CloudTrail and CloudWatch are an absolute necessity for security—definitely enable CloudTrail for active regions (or even all regions), and set up CloudWatch alerts that trigger on big-ticket items. Enable activity logging and create actionable responses to potentially-bad actions—things like logging into the root account, creating users, adding administrative roles, too many KMS decrypt events, etc. These kinds of actions should trigger alerts in tools like Slack, PagerDuty, VictorOps, etc. AWS’s GuardDuty service can be really helpful here in monitoring for malicious activity and taking action.
- Configuration analysis is performed at least daily, if not for every change
- CloudTrail is enabled for all active regions (or for all regions!)

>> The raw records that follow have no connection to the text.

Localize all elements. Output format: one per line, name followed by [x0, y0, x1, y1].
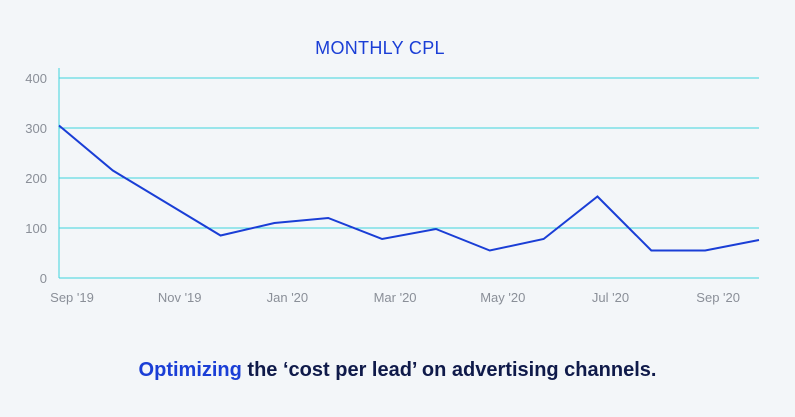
- y-tick-label: 200: [25, 171, 47, 186]
- x-tick-label: Jan '20: [267, 290, 309, 305]
- line-chart: 0 100 200 300 400 Sep '19 Nov '19 Jan '20 Mar '…: [25, 68, 760, 305]
- caption: Optimizing the ‘cost per lead’ on advert…: [0, 359, 795, 382]
- y-tick-label: 300: [25, 121, 47, 136]
- y-tick-label: 0: [40, 271, 47, 286]
- y-axis-ticks: 0 100 200 300 400: [25, 71, 47, 286]
- chart-title: MONTHLY CPL: [315, 38, 445, 58]
- x-tick-label: May '20: [480, 290, 525, 305]
- x-tick-label: Jul '20: [592, 290, 629, 305]
- series-group: [58, 124, 760, 252]
- series-line-0: [58, 124, 760, 252]
- x-tick-label: Mar '20: [374, 290, 417, 305]
- caption-text: the ‘cost per lead’ on advertising chann…: [241, 359, 657, 381]
- y-tick-label: 100: [25, 221, 47, 236]
- caption-highlight: Optimizing: [138, 359, 242, 381]
- x-tick-label: Sep '20: [696, 290, 740, 305]
- x-tick-label: Nov '19: [158, 290, 202, 305]
- y-tick-label: 400: [25, 71, 47, 86]
- x-tick-label: Sep '19: [50, 290, 94, 305]
- grid-lines: [58, 68, 759, 279]
- x-axis-ticks: Sep '19 Nov '19 Jan '20 Mar '20 May '20 Jul '…: [50, 290, 740, 305]
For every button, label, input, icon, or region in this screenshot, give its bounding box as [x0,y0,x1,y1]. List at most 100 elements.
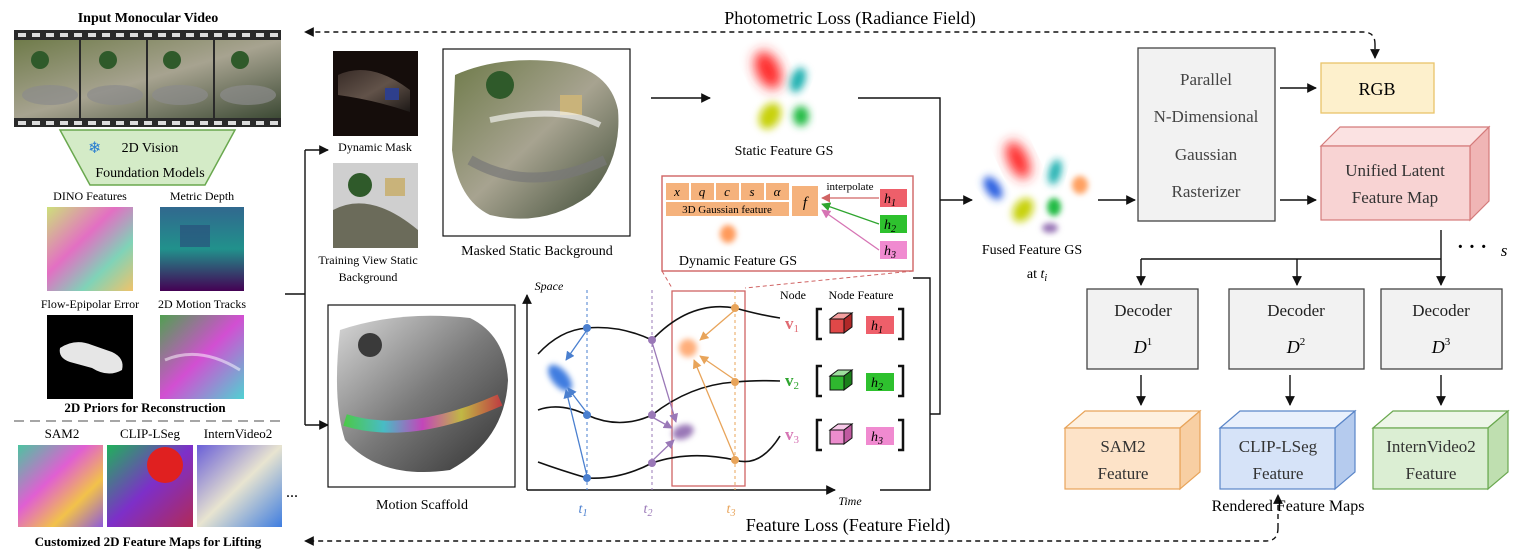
v2-cube-icon [828,369,854,391]
feature-label-intern: InternVideo2 [204,426,273,441]
interpolate-label: interpolate [826,181,873,193]
svg-text:h3: h3 [884,244,896,261]
dynamic-gs-box: x q c s α 3D Gaussian feature f interpol… [661,175,914,272]
v1-h-box [866,316,894,334]
svg-text:Rasterizer: Rasterizer [1172,182,1241,201]
t3-label: t3 [727,502,736,519]
feature-loss-arrow [304,527,1279,546]
svg-text:N-Dimensional: N-Dimensional [1154,107,1259,126]
training-view-image [333,163,418,248]
node-t2-v3 [648,459,656,467]
foundation-models-block: ❄ 2D Vision Foundation Models [58,129,237,186]
svg-text:Decoder: Decoder [1114,301,1172,320]
v1-label: v1 [785,314,799,335]
node-t2-v2 [648,411,656,419]
photometric-loss-label: Photometric Loss (Radiance Field) [724,8,975,29]
trajectory-v3 [537,435,781,480]
v2-label: v2 [785,371,799,392]
internvideo2-feature-image [197,445,282,527]
motion-scaffold-image [327,304,516,488]
feature-label-sam2: SAM2 [45,426,80,441]
svg-text:c: c [724,184,730,199]
rendered-feature-maps-label: Rendered Feature Maps [1212,498,1365,515]
node-t1-v3 [583,474,591,482]
v1-cube-icon [828,312,854,334]
svg-text:RGB: RGB [1358,79,1395,99]
photometric-loss-arrow [304,27,1376,45]
merge-connectors [858,97,973,491]
fused-gs-blobs [983,141,1088,233]
motion-scaffold-label: Motion Scaffold [376,498,468,513]
flow-epipolar-image [47,315,133,399]
node-t1-v2 [583,411,591,419]
space-time-plot: Space Time t1 t2 t3 [522,279,862,519]
left-branch-arrows [285,145,329,430]
dino-features-image [47,207,133,291]
prior-label-flow: Flow-Epipolar Error [41,297,139,311]
rgb-box: RGB [1320,62,1435,114]
decoder-branch-lines [1136,230,1446,286]
gaussian-feature-label: 3D Gaussian feature [682,204,772,216]
s-label: s [1501,241,1508,260]
svg-text:Decoder: Decoder [1267,301,1325,320]
fused-gs-label: Fused Feature GS [982,243,1082,258]
svg-text:Feature: Feature [1406,464,1457,483]
highlight-interval [671,290,746,487]
node-legend: Node Node Feature v1 v2 v3 h1 h2 [780,288,905,452]
svg-text:Decoder: Decoder [1412,301,1470,320]
gaussian-param-row: x q c s α 3D Gaussian feature [666,183,789,216]
masked-static-label: Masked Static Background [461,244,613,259]
prior-label-depth: Metric Depth [170,189,234,203]
v3-h-box [866,427,894,445]
fused-gs-time: at ti [1027,267,1048,284]
f-box [792,186,818,216]
node-t2-v1 [648,336,656,344]
svg-text:CLIP-LSeg: CLIP-LSeg [1239,437,1318,456]
node-t3-v2 [731,378,739,386]
rasterizer-box: Parallel N-Dimensional Gaussian Rasteriz… [1137,47,1276,222]
svg-text:h3: h3 [871,430,883,447]
svg-text:s: s [749,184,754,199]
svg-text:h2: h2 [884,218,896,235]
trajectory-v2 [537,379,781,424]
v3-cube-icon [828,423,854,445]
masked-static-background-image [442,48,631,237]
metric-depth-image [160,207,244,291]
node-header: Node [780,288,806,302]
foundation-line-1: 2D Vision [122,141,179,156]
training-view-label-1: Training View Static [318,253,417,267]
dynamic-mask-image [333,51,418,136]
decoder-output-arrows [1136,375,1446,406]
v2-h-box [866,373,894,391]
v3-label: v3 [785,425,800,446]
features-ellipsis: ... [286,484,298,501]
svg-text:h2: h2 [871,376,883,393]
motion-tracks-image [160,315,244,399]
svg-text:Feature: Feature [1098,464,1149,483]
svg-text:x: x [673,184,680,199]
h1-box [880,189,907,207]
features-caption: Customized 2D Feature Maps for Lifting [35,534,262,549]
static-gs-label: Static Feature GS [735,144,834,159]
svg-text:SAM2: SAM2 [1100,437,1145,456]
latent-feature-cube: Unified Latent Feature Map [1319,125,1491,222]
space-axis-label: Space [535,279,564,293]
svg-text:Parallel: Parallel [1180,70,1232,89]
svg-text:D3: D3 [1431,336,1451,357]
gaussian-t3 [679,339,697,357]
more-dots: · · · [1457,236,1487,258]
svg-text:h1: h1 [884,192,896,209]
f-label: f [803,195,809,211]
decoder-1: Decoder D1 [1086,288,1199,370]
input-video-title: Input Monocular Video [78,11,219,26]
sam2-feature-image [18,445,103,527]
gaussian-t1 [548,364,572,392]
trajectory-v1 [537,305,781,355]
svg-text:Gaussian: Gaussian [1175,145,1238,164]
feature-loss-label: Feature Loss (Feature Field) [746,515,950,536]
svg-text:α: α [774,184,782,199]
snowflake-icon: ❄ [88,138,101,157]
feature-label-clip: CLIP-LSeg [120,426,180,441]
svg-text:InternVideo2: InternVideo2 [1386,437,1476,456]
node-t3-v1 [731,304,739,312]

- CloudWatch metrics and alarms are implemented for major violation cases
- GuardDuty is enabled
Automation is great, like we talked about earlier. Because our infrastructure is defined in code, we can hook auditing up into a continuous integration pipeline. Many software developers are familiar with using continuous integration for testing and packaging purposes, and using it for security and infrastructure is a great idea too.
Similarly to other CI usage, you can implement checks and controls for pull requests and require them to pass before deploying or merging code. You can create sign-off policies that run automatically in the pull request flow, to increase feedback and flow, in keeping with the DevOps ethos.
- All infrastructure changes trigger configuration audits
- Critical issues found in CI trigger an immediate response
- Use the CI pipeline to create a sign-off process that allows teams to move faster
The security benefits of being on cloud providers like AWS are massive, and you can get a lot out of defining your infrastructure as data in these ways. Even in regulated and highly compliance-oriented environments, working well in this ecosystem can help us to move fast without breaking things.
Hopefully these insights and checklists will be as useful for you as they have been for us!